Musikszene in Hagen trauert um die Sängerin Celeste Barrett

Celeste Barrett

Celeste Barrett

Foto: Privat

Hagen.   Die Sängerin Celeste Barrett starb mit nur 63 Jahren. Sie war die erste „Evita“ am Theater Hagen. Ein Nachruf.

Die Musikfreunde der Region trauern um die Sängerin Celeste Barrett, die in der Nacht zum Dienstag in ihrer Heimat Bartlesville in Oklahoma, USA, nach langer schwerer Krankheit mit nur 63 Jahren gestorben ist. Celeste Barrett war 18 Jahre lang am Theater Hagen engagiert. Die Mezzosopranistin begann im Opernchor, arbeitete sich aber schnell zu solistischen Rollen hoch, als Einspringerin, aber auch in großen Partien. So war sie die erste gefeierte Hagener „Evita“. Besonders bekannt wurde die Amerikanerin einem breiten Publikum durch ihre Mitwirkung in der Revue „Hörst Du mein heimliches Rufen“, die zehn Jahre lang in Hagen auf dem Spielplan stand.
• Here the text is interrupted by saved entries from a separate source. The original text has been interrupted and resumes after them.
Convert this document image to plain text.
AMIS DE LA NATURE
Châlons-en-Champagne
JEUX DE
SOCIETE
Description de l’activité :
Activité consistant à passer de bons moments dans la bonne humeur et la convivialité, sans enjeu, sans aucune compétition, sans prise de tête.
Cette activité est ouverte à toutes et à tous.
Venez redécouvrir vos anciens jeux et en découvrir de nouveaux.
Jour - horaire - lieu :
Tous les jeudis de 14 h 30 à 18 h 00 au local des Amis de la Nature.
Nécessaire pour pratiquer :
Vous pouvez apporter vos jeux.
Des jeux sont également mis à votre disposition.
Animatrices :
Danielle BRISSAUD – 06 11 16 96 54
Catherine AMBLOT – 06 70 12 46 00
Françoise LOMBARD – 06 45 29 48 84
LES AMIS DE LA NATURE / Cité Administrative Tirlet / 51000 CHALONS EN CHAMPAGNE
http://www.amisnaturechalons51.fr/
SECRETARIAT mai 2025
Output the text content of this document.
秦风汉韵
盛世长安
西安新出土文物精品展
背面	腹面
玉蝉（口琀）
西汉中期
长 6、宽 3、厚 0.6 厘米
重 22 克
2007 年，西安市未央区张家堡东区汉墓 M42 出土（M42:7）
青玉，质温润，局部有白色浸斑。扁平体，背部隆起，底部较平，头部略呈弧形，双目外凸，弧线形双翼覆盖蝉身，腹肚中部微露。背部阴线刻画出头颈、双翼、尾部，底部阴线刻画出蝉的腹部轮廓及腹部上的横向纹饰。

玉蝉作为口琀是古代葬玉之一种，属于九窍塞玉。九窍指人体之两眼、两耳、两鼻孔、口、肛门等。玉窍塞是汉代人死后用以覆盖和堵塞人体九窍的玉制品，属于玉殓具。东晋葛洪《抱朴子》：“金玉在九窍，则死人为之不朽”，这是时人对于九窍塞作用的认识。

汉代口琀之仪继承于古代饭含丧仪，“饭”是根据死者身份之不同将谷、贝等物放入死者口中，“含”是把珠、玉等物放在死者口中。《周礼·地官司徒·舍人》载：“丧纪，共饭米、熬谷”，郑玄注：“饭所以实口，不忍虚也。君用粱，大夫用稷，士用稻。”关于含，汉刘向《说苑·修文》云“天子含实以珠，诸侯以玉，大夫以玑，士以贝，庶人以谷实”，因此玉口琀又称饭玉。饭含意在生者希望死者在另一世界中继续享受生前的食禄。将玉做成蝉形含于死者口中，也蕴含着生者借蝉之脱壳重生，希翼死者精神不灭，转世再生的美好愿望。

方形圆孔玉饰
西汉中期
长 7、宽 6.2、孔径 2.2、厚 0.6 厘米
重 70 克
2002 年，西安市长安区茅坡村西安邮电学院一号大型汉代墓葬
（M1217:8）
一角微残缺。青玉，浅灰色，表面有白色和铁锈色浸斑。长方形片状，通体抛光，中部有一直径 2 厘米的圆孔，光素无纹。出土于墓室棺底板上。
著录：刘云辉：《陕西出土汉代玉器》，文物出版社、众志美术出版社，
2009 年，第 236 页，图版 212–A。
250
Herausragende Musikpädagogin

Celeste Barrett kümmerte sich schon früh um den Kinderchor des Theaters Hagen, sie war eine herausragende Pianistin und trat auch bald als Musikpädagogin in Erscheinung. „Ganz viele junge Menschen haben bei ihr im Chor gesungen oder bei ihr Gesangsunterricht genommen“, erinnert sich Werner Hahn an eine Kollegin und Freundin, mit der er bereits vor Hagen in Zürich gemeinsam auf der Opernbühne stand.

Auch Edeltraud Kwiatkowski trauert um die langjährige Freundin, die bis zuletzt den Kontakt mit den Ensemblemitgliedern „ihres“ Theaters Hagen hielt: „Sie war ein sehr anerkanntes und wichtiges Mitglied des Ensembles, sehr vielseitig und sehr professionell.“ Im Jahr 2001 ging Celeste Barrett zurück in die USA, um an der Bartlesville First Church als Musikdirektorin zu arbeiten und an der Tulsa University sowie an der Oklahoma Wesleyan University als Gesangsprofessorin zu wirken. „Sie hat schon sehr viel bewirkt in Hagen“, würdigt Werner Hahn eine große Musikerin.